Tuesday, October 19, 2010

Evidence that A levels have got easier

I was interested in an article in the Guardian today in which Joanna Moorhead compares her experiences as a student at the University of York's Goodricke College 30 years ago with those of her daughter, who has just begun studying there. I was interested not least because I was at Goodricke 30 years ago too. (It has magically changed location since then, by the way.)

But what really struck me was a passage towards the end where Moorhead describes meeting her former supervisor Adrian Leftwich, who still lectures at York:
one of Leftwich's colleagues, electronics lecturer Ken Todd, monitored the maths performance of first-year electronics students between 1989 and 2004, and found that an A-grade achiever in 2004 would have been down towards the bottom of the class 15 years earlier.
No wonder that York, like many other UK universities, now runs remedial classes in basic skills for students who know their stuff on their specialist subject, but don't make the basic grade for numeracy and literacy.
"One thing you notice about essays these days is that many students simply haven't got the fundamental writing skills that almost all had in your day," says Leftwich.
Every year when record A level results are announced, Liberal Democrat bloggers ridicule anyone who suggests this may be because examinations have got easier rather. But in the face of such evidence that looks the most convincing explanation. Particularly as York remains one of the most sought after universities.


Lavengro said...

It's blatantly obvious that grades have been inflated. Subjects like maths, engineering and languages (my subject) provide clear objective standards of achievement.

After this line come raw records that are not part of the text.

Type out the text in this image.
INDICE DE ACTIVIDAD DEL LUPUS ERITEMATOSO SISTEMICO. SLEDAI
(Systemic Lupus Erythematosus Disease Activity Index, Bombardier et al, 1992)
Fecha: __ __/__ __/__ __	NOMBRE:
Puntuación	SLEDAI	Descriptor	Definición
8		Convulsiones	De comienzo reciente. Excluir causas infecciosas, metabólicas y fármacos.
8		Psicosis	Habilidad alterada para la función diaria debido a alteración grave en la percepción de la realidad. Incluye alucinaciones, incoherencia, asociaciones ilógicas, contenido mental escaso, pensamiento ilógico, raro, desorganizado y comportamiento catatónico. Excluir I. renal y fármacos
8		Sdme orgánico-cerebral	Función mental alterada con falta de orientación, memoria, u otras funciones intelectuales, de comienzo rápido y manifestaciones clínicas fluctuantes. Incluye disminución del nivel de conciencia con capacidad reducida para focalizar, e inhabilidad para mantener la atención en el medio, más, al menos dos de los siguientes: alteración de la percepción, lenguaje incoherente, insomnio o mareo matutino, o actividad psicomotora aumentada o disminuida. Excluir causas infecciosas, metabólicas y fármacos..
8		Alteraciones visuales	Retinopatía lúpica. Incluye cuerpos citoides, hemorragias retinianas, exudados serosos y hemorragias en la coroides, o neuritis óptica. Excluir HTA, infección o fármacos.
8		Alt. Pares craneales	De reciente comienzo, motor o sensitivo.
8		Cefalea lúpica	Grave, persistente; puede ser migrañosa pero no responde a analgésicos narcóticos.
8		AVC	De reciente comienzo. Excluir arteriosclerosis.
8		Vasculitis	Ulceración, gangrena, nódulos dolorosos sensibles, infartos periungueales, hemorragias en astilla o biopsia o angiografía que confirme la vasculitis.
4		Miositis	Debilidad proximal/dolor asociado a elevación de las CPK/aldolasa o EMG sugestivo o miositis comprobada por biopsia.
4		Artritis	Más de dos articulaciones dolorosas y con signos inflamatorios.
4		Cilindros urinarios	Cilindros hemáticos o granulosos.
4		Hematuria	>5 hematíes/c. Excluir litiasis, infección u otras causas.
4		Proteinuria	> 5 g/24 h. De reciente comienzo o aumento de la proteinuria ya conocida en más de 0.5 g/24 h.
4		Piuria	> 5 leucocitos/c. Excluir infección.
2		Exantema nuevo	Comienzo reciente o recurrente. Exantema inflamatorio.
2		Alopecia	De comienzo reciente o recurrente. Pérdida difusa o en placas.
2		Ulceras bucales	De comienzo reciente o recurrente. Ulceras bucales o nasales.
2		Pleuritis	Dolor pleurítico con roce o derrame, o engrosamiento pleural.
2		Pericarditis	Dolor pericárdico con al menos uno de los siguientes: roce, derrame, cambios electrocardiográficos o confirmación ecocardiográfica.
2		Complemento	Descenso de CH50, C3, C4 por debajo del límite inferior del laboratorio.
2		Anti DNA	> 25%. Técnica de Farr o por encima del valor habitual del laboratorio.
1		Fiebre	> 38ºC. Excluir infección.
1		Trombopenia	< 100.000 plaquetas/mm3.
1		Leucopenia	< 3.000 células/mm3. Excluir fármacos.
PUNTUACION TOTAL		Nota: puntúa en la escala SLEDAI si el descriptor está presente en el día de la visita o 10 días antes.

But apart from that there is the fact that I got into Cambridge in 1969 with 3 B's and an F at A-level.

Ken said...

I don't doubt that there is some evidence of grade inflation in exams. But I do think there are other factors here that are worth considering.

1) Until recently, exam performance was considered to be a snapshot of how you did on a day. Now, exam results are much more reflective of your maximum possible achievement. Coursework, modular exams, and resits all combine to give people better chances of getting higher marks. There are arguments either way - one exam only tests deeper learning; multiple means of assessment assess a wider array of skills and prevent people being punished for having an off-day. I'm guessing the tests that are cited by the York professor are done very much as a one-off thing rather than assessed over a period of time.

2) Studies suggest that people do best on a style of question they are most familiar with. So, changes in the style of exam mean that while current students don't do as well on old tests as they do on more recent ones, so their parents perform better on old exams than new ones.

So, while I don't disagree that there are problems with grade inflation, we also have to consider the fact that what we're expected to get out of secondary education (as with higher education) is very different from 30 years ago, too.